Его взгромоздили на холодное, склизкое железо. Броневик «Враг капитала» стоял посреди площади, как выпершая из земли железная опухоль. Вокруг бесновалась темнота. Ослепительные лучи прожекторов разрезали сырой воздух, выхватывая из небытия то беззубый рот, зашедшийся в крике, то грязную ладонь, вцепившуюся в заклепку машины. Морось превращала свет в густой кисель.

Ленин пошатнулся, поймал равновесие, вцепившись пальцами в холодную сталь. Снизу, из месива лиц и пара изо ртов, несло восторгом и животным страхом. Грянул оркестр – фальшиво, медно, вразнобой, заглушая чавканье сапог по лужам.

Он сорвал кепку, обнажив высокий, лоснящийся в лучах лоб. Ветер тут же хлестнул по лицу мелкой ледяной крупой. Он не говорил – он выплевывал слова, как дробь, в эту хлюпающую, кашляющую массу:

– Да здравствует... – голос сорвался на высокой ноте, утонул в гудке паровоза, – ...социалистическая революция!

Слова падали в грязь и тут же втаптывались тысячами подошв. В этом не было стройности марша, только хаос, скрежет металла о металл и абсурдная уверенность маленького человека на стальной туше. Где-то в стороне лошадь, испугавшись света, с натужным стоном опорожнялась прямо на мостовую, и этот запах – навоза, пороха и весны – стал запахом новой эпохи.

Он стоял, растопырив пальцы, похожий на безумного дирижера, решившего заставить оркестр играть на разбитых горшках. Мировая история хрустнула под колесами броневика, как кость, и потекла дальше, захлебываясь собственным кашлем.

Явление Девы Марии в Фатиме

13 мая 1917 г.

Трое детей-пастушков в Португалии заявили о встрече с «Дамой в белом». Событие породило знаменитые «Фатимские пророчества» о судьбах мира и России.

Воздух в Кова-да-Ирия кислый, густой, перемешанный с запахом овечьей мочи и прелой коры. Жары нет, есть только липкая, серая хмарь, облепляющая лица, словно мокрая марля.

Лусия, с лицом серым и плоским, как невыпеченная лепешка, ковыряет в ноздре грязным пальцем. Рядом хлюпает носом Франсишку; у него из прорехи в штанах торчит костлявое колено, измазанное в свежем навозе. Жасинта, крохотная, похожая на испуганного сыча, икает – размеренно, тяжко, с надрывом.

– Гляди, – шепчет Лусия, не вынимая пальца из носа.

Над скрюченным каменным дубом, чьи ветви напоминают суставы подагрика, разливается не свет, а какая-то фосфоресцирующая гниль. Дама в белом не висит в воздухе – она в него впаяна. Белизна ее одежд слепит не святостью, а стерильностью хирургического кабинета в захолустной больнице, где пахнет йодом и застарелым гноем.

– Страшно-то как, – бормочет Франсишку, вытирая губы засаленным рукавом.

Дама шевелит губами. Звука нет, только свист в ушах, как от сквозняка в пустой бочке. Она кажется слишком маленькой для неба и слишком большой для земли. Вокруг нее суетятся какие-то тени: то ли мухи, то ли ангелы с оборванными крыльями, то ли просто сор, поднятый случайным вихрем.

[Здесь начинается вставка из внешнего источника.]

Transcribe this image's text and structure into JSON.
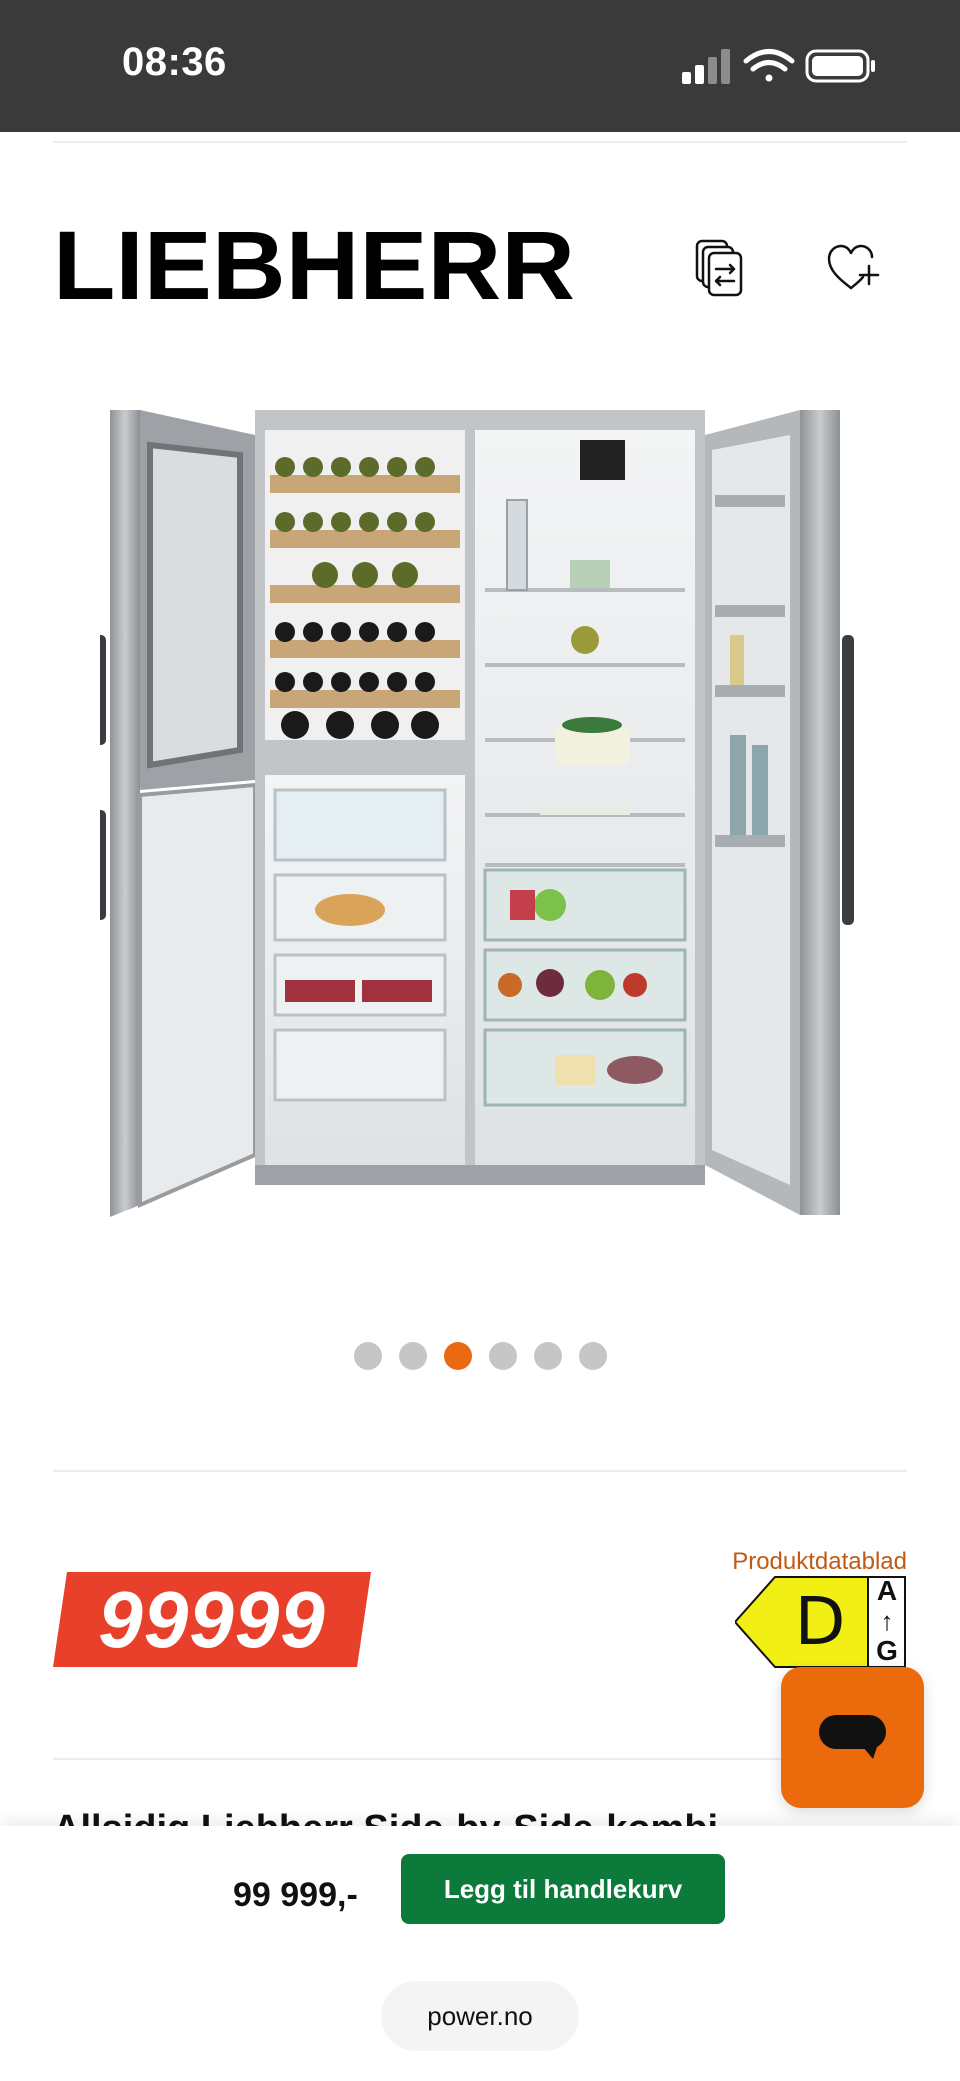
{
  "status_bar": {
    "time": "08:36",
    "icons": [
      "signal-icon",
      "wifi-icon",
      "battery-icon"
    ]
  },
  "brand": {
    "name": "LIEBHERR",
    "compare_icon": "compare-icon",
    "wishlist_icon": "heart-plus-icon"
  },
  "product_image": {
    "alt": "Liebherr side-by-side fridge, wine cabinet and freezer with open doors"
  },
  "carousel": {
    "total": 6,
    "active_index": 2
  },
  "price": {
    "badge": "99999",
    "datasheet_link": "Produktdatablad",
    "energy_class": "D",
    "energy_scale_top": "A",
    "energy_scale_arrow": "↑",
    "energy_scale_bottom": "G"
  },
  "product": {
    "title_partial": "Allsidig Liebherr Side-by-Side-kombi"
  },
  "bottom_bar": {
    "price": "99 999,-",
    "cta_label": "Legg til handlekurv"
  },
  "browser": {
    "url": "power.no"
  },
  "colors": {
    "accent_orange": "#ea6a12",
    "price_red": "#e8402a",
    "cta_green": "#0c7a3a",
    "energy_yellow": "#f2ef15",
    "status_bar": "#3a3a3a"
  }
}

Лусия кивает, и в ее зрачках отражается что-то несусветное: железные колеса, давящие мерзлую землю, снег, перемешанный с кровью, и огромная, безглазая равнина, которую Дама называет «Россией». Название звучит как хруст кости под сапогом.

– И что нам с того? – спрашивает Лусия в пустоту, почесывая плечо под грубой дерюгой.

В ответ – тишина, прерываемая лишь чавканьем овцы, жующей колючий чертополох. Дама начинает таять, оставляя после себя запах озона и несвежего белья.

Пастухи стоят в грязи, маленькие, нелепые, придавленные небом, которое снова стало обычным – свинцовым, низким, не сулящим ни дождя, ни прощения. У Жасинты по подбородку течет слюна. Франсишку пытается поймать муху. Мир вокруг продолжает гнить, хлюпать и ворочаться в своей тесной, душной колыбели, не подозревая, что ему только что вынесли приговор на непонятном языке.

Штурм Зимнего дворца

7 ноября (25 октября по ст. ст.) 1917 г.

Выстрел крейсера «Аврора» и захват власти большевиками. Начало советской эпохи, определившей облик всего XX века.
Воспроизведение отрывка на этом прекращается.